Roland hat mit seiner V-Accordion-Serie eine eigene Kategorie geschaffen: digitale Instrumente, die klanglich überzeugend sind, aber komplett ohne Stimmzungen auskommen. Für Bühnenmusiker, die mit einem einzigen Instrument möglichst viele Klangfarben und Stile abdecken wollen, ist Roland eine ernstzunehmende Option.


Korg (Japan)

Zeitraum: seit 1962; digitale Akkordeons seit den 2010er Jahren

Status: aktiv

Schwerpunkt: Digitale Akkordeons mit Sampling- und MIDI-Technologie; kein akustisches Stimmzungeninstrument

Korg ist im Akkordeonbereich vor allem durch die FISA Suprema bekannt – ein digitales Instrument, das besonders im portugiesischen und spanischen Markt Aufmerksamkeit erregt hat. Wie Roland bietet Korg keinen akustischen Stimmzungenklang, aber eine breite Palette von Klangvorlagen.

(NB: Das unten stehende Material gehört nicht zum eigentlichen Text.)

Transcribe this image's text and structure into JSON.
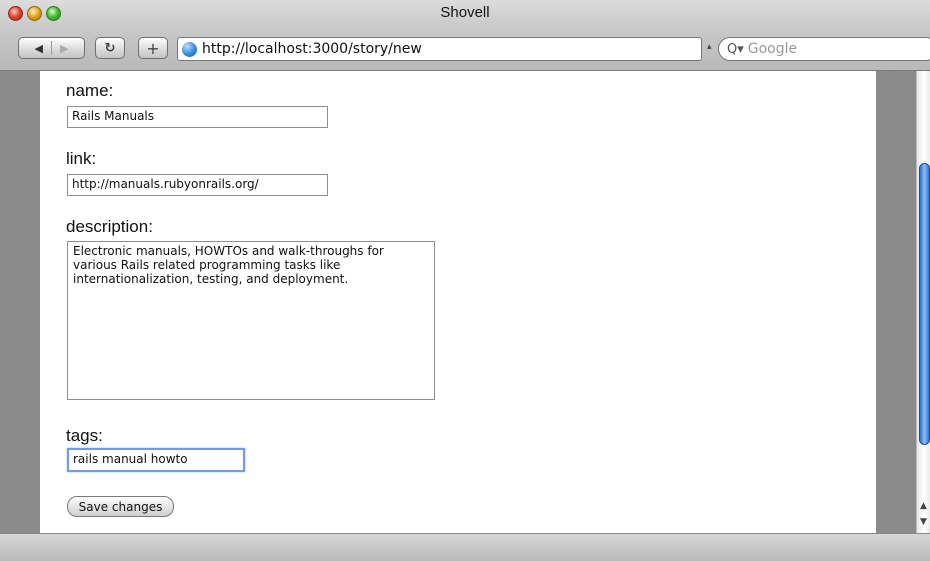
{
  "window": {
    "title": "Shovell"
  },
  "toolbar": {
    "back_icon": "back-arrow-icon",
    "forward_icon": "forward-arrow-icon",
    "reload_icon": "reload-icon",
    "add_icon": "plus-icon",
    "url": "http://localhost:3000/story/new",
    "search_placeholder": "Google"
  },
  "form": {
    "name_label": "name:",
    "name_value": "Rails Manuals",
    "link_label": "link:",
    "link_value": "http://manuals.rubyonrails.org/",
    "description_label": "description:",
    "description_value": "Electronic manuals, HOWTOs and walk-throughs for\nvarious Rails related programming tasks like\ninternationalization, testing, and deployment.",
    "tags_label": "tags:",
    "tags_value": "rails manual howto",
    "save_label": "Save changes"
  }
}
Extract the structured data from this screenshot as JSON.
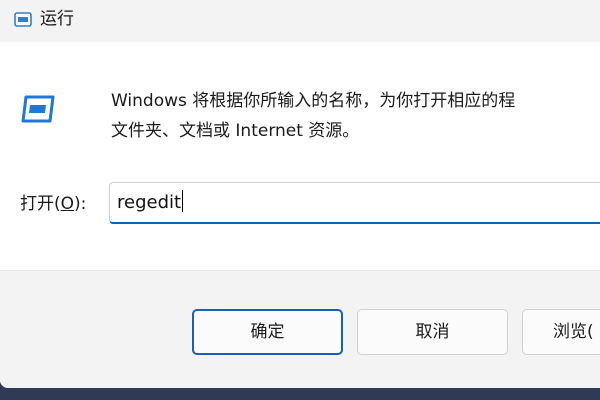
{
  "window": {
    "title": "运行",
    "icon": "run-app-icon"
  },
  "description": {
    "line1": "Windows 将根据你所输入的名称，为你打开相应的程",
    "line2": "文件夹、文档或 Internet 资源。"
  },
  "open": {
    "label_prefix": "打开(",
    "label_accel": "O",
    "label_suffix": "):",
    "value": "regedit"
  },
  "buttons": {
    "ok": "确定",
    "cancel": "取消",
    "browse": "浏览("
  },
  "colors": {
    "accent": "#0067c0",
    "icon_blue": "#2b7fd4"
  }
}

Alfred Arnold (Deutschland)

Zeitraum: ca. 1911–1949 (Carlsfeld, Erzgebirge)

Status: historisch

Schwerpunkt: Bandoneons; Referenzmarke für Tango-Bandoneón weltweit

Alfred Arnold baute in Carlsfeld im Erzgebirge Bandoneons – und zwar die besten, die je existiert haben. Das sagen zumindest die argentinischen Tangospieler, die für ein original „AA"-Bandoneon teils Jahrzehnte auf der Suche sind. Die Instrumente gelten als unübertroffen im Klang und sind heute auf dem Markt für mehrere Tausend Euro zu finden. Technisch gehören Bandoneons nicht zu den klassischen Akkordeons, teilen aber das Prinzip der freischwingenden Zunge.


Arno Arnold (Deutschland)

Zeitraum: 20. Jahrhundert

Status: historisch

Schwerpunkt: Bandoneons und Konzertinas aus dem Erzgebirge


Wheatstone (England)

Zeitraum: seit 1829

Status: aktiv

Schwerpunkt: English Concertinas und Duet Concertinas; ältester Hersteller von Freizungeninstrumenten weltweit

Charles Wheatstone erfand 1829 die englische Concertina – im gleichen Jahr, in dem Cyrill Demian das Akkordeon patentieren ließ. Kein Zufall: Die Idee der freischwingenden Zunge lag damals buchstäblich in der Luft. Wheatstone produziert in London bis heute Concertinas in Handarbeit – für Liebhaber irischer und englischer Folk-Musik eine der wenigen verbliebenen Manufakturen.


Lachenal (England)

Zeitraum: ca. 1858–1933

Status: historisch

Schwerpunkt: Concertinas; zweiter großer englischer Hersteller nach Wheatstone

Louis Lachenal lernte bei Wheatstone und gründete seine eigene Manufaktur – mit dem Ergebnis, dass er schließlich mehr Concertinas produzierte als sein Lehrmeister. Lachenal-Instrumente aus dem späten 19. Jahrhundert sind unter Sammlern und Spielern heute heiß begehrt.